Welcome to our first Ray meetup in the New Year 2022, after two years of absence due to the Covid-19 pandemic. We are super excited to be back.
6:00 PM-6:05 PM: Kickoff Welcome remarks & agenda by Jules Damji
6:05 PM - 6:15 PM: “The year 2021 in Review of Ray” by Robert Nishihara
6:15 - 6:40 PM: “What’s New in Ray 1.9 and Beyond” by Zhe Zhang
6:45 - 7:15 PM: “Unifying Preprocessing and Training at Scale with Ray Datasets" by Alex Wu and Clark Zinzow
7:25 PM - 7:50 PM: Ray Community Talk by TBD
Talk 1: The 2021 Year in Review of Ray
We will reflect back on Ray’s major milestones, Ray’s ecosystems of ML native and integrated libraries, and community growth and contributions.
Bio: Robert Nishihara is the co-creator of Ray and CEO and co-founder of Anyscale, the company behind Ray
Talk 2: What’s New in Ray 1.9 and Beyond
We share what’s new in Ray, what's coming in the near future and roadmap, and get involved & contribute
Bio: Zhe Zhang leads and spearheads the Ray OSS project at Anyscale.

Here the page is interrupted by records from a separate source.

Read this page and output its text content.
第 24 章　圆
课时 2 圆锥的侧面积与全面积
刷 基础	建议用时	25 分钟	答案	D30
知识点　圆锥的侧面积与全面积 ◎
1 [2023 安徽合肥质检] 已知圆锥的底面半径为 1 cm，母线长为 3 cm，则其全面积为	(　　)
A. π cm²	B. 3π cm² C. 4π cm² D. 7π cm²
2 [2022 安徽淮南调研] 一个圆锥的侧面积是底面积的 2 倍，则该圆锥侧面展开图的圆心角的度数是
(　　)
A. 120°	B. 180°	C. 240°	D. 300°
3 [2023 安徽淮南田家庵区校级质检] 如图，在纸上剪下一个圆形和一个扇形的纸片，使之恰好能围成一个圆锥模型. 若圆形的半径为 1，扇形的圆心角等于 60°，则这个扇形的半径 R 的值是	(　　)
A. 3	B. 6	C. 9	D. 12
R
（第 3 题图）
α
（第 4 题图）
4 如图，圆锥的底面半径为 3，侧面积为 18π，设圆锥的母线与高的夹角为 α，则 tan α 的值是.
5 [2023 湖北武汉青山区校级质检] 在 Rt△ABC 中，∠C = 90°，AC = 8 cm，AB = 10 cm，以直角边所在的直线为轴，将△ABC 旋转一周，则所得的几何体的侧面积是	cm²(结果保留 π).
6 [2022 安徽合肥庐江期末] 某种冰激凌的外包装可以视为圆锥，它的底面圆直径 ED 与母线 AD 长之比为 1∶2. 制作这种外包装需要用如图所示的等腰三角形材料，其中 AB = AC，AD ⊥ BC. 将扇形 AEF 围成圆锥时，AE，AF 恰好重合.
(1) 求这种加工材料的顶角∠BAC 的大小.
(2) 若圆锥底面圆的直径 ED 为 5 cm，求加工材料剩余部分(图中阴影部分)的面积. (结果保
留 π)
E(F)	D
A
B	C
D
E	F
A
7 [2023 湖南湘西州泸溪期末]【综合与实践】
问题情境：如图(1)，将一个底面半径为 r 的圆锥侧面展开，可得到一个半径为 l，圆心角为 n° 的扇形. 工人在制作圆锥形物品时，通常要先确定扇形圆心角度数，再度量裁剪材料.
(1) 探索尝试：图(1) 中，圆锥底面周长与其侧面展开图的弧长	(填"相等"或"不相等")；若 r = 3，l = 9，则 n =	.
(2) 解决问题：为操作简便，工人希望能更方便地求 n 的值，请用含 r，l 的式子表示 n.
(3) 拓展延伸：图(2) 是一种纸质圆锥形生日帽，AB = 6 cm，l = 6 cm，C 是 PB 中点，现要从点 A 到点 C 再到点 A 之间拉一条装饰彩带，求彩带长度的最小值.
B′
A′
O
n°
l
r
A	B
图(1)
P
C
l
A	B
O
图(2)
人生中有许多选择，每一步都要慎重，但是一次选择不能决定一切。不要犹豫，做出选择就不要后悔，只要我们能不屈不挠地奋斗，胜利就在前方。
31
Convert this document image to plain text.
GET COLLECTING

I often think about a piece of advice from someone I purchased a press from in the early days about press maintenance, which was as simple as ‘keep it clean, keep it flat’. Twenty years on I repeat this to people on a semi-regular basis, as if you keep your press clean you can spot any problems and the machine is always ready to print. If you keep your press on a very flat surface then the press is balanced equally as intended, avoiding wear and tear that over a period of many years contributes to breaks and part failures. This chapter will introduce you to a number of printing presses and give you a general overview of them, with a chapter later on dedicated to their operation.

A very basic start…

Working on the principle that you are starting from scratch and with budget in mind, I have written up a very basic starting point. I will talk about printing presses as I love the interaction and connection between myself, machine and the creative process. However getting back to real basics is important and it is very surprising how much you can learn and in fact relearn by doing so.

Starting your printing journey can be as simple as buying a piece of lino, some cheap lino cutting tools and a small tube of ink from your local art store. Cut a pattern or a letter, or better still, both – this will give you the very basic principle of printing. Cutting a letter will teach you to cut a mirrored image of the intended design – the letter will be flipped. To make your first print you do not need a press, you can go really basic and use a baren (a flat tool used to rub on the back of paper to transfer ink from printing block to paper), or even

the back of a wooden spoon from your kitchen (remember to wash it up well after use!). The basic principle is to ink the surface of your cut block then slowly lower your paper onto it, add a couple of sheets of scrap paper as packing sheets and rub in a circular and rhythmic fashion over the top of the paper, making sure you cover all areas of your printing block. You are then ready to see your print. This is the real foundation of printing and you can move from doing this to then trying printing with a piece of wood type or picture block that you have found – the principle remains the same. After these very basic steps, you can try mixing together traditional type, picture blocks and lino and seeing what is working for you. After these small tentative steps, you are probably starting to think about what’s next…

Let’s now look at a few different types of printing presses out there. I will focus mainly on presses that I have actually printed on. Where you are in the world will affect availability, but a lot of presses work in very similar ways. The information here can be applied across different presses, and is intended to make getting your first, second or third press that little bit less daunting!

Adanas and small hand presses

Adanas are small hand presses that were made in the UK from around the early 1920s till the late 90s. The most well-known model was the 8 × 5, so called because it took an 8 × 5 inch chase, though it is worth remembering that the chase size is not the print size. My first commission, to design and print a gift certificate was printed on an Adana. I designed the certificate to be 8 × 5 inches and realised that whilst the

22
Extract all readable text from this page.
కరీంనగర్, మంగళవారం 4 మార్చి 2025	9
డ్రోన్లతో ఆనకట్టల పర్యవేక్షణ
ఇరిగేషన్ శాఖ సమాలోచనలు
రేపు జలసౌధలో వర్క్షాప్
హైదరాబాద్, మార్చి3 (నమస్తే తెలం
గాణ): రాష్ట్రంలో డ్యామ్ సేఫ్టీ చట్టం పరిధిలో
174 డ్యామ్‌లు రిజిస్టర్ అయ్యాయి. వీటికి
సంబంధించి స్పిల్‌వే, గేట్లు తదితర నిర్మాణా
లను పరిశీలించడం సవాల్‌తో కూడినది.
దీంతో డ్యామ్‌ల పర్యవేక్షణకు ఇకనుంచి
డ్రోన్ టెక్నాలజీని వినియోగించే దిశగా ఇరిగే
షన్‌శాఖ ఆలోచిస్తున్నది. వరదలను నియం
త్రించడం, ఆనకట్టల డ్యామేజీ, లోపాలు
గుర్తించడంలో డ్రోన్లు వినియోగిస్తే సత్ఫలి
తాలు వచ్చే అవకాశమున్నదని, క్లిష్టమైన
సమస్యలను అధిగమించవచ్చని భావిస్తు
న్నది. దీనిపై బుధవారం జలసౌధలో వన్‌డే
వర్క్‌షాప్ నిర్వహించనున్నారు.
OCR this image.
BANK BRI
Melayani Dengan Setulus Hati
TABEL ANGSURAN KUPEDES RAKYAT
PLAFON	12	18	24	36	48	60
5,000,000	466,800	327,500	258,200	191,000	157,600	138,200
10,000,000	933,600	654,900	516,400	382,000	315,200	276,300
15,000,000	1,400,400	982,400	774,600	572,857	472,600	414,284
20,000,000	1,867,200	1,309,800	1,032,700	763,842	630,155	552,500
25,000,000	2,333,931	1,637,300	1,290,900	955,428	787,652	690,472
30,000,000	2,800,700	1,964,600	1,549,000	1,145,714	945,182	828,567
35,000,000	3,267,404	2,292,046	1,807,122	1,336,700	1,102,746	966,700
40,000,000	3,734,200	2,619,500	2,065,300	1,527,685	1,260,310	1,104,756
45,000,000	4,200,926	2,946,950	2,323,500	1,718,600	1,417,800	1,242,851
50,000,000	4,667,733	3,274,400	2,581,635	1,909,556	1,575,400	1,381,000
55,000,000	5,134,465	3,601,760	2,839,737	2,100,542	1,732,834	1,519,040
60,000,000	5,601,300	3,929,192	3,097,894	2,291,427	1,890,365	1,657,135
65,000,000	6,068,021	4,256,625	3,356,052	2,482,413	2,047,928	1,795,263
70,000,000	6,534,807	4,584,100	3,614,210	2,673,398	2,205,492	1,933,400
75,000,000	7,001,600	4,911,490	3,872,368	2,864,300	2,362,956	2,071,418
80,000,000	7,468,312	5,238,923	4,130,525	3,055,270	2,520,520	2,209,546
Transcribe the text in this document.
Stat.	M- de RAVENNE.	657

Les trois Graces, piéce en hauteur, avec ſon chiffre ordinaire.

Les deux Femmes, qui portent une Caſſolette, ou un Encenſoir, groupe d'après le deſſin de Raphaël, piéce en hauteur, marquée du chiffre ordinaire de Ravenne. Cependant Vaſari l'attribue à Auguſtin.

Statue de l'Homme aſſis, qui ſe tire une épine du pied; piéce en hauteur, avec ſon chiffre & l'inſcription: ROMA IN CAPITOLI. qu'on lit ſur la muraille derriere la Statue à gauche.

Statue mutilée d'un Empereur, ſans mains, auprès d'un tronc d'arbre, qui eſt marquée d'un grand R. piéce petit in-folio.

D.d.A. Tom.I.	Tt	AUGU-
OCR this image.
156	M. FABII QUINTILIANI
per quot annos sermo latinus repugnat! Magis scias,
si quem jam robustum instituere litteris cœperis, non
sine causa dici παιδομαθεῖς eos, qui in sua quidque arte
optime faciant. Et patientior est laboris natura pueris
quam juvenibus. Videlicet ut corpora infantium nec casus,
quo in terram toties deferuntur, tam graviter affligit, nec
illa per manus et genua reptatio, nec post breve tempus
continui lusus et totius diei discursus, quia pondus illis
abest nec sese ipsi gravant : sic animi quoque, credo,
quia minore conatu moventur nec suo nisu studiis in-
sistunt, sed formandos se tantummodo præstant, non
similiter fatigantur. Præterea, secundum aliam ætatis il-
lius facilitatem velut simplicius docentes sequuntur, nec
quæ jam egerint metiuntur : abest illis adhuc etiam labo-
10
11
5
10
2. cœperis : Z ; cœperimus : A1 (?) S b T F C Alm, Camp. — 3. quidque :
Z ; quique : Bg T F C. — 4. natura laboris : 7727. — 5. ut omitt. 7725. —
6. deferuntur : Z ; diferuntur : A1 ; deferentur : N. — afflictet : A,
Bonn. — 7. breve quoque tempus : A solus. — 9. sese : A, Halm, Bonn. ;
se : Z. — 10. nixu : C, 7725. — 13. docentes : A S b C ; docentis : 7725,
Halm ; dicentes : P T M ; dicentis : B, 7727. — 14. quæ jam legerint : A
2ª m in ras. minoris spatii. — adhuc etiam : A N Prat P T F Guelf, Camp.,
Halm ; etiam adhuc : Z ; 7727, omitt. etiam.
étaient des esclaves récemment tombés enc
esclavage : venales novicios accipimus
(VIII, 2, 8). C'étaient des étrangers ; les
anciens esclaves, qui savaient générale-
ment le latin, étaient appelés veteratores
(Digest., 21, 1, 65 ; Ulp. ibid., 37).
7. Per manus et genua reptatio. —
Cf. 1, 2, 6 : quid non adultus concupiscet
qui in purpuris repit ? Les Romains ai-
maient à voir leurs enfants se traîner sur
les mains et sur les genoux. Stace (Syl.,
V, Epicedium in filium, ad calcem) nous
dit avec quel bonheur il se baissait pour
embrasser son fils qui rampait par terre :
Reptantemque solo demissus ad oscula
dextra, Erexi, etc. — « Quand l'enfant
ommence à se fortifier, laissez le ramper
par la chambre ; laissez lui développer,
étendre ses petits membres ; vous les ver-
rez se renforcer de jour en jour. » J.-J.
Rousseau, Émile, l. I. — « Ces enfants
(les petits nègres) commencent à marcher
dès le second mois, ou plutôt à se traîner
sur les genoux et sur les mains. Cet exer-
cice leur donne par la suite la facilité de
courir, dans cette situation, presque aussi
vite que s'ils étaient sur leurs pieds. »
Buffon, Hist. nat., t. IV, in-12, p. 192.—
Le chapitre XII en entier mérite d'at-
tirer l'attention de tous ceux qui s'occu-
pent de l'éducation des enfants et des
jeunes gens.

Talk 3: Unifying Preprocessing and Training at Scale with Ray Datasets
ML tasks such as distributed training and batch inference stretch the abstractions of modern data processing systems. In this talk, we’ll discuss the wide-ranging problems that the Python community faces when building large-scale preprocessing and training pipelines. Some of these problems are caused by the complexity of stitching together distributed systems that weren’t designed to be compatible. For example, creating a pipeline with Dask and Horovod that can efficiently use the CPUs and GPUs in a cluster. Other problems -- like per-epoch dataset shuffling, show a gap between what operations ML practitioners want and what data processing libraries are capable of doing efficiently. We’ll also introduce Ray Datasets, a simple, scalable, and pythonic way of solving these problems.
Bio(s): Alex Wu and Clark Zinzow are both software engineers at Anyscale, working in the Ray Core and cloud computing infrastructure teams.
Talk 4: DeltaCAT: A Scalable Data Catalog for Ray Datasets
Most of today’s open-source data catalogs and data lakes are written for Java, with Python support either unavailable or tacked on as an afterthought. This can lead to awkward programming models and cross-language integration overhead for Python developers. To better connect Python devs to their data, we introduced the DeltaCAT project to the Ray Project ecosystem.
We’ll discuss how DeltaCAT leverages Ray Datasets to manage petabyte-scale data catalog tables. We’ll also review the goals of the project, how Amazon is using it internally, its current state, and future roadmap.
Bio: Patrick Ames is a Senior Software Engineer working on Big Data Technologies / Data Management and Optimization at Amazon.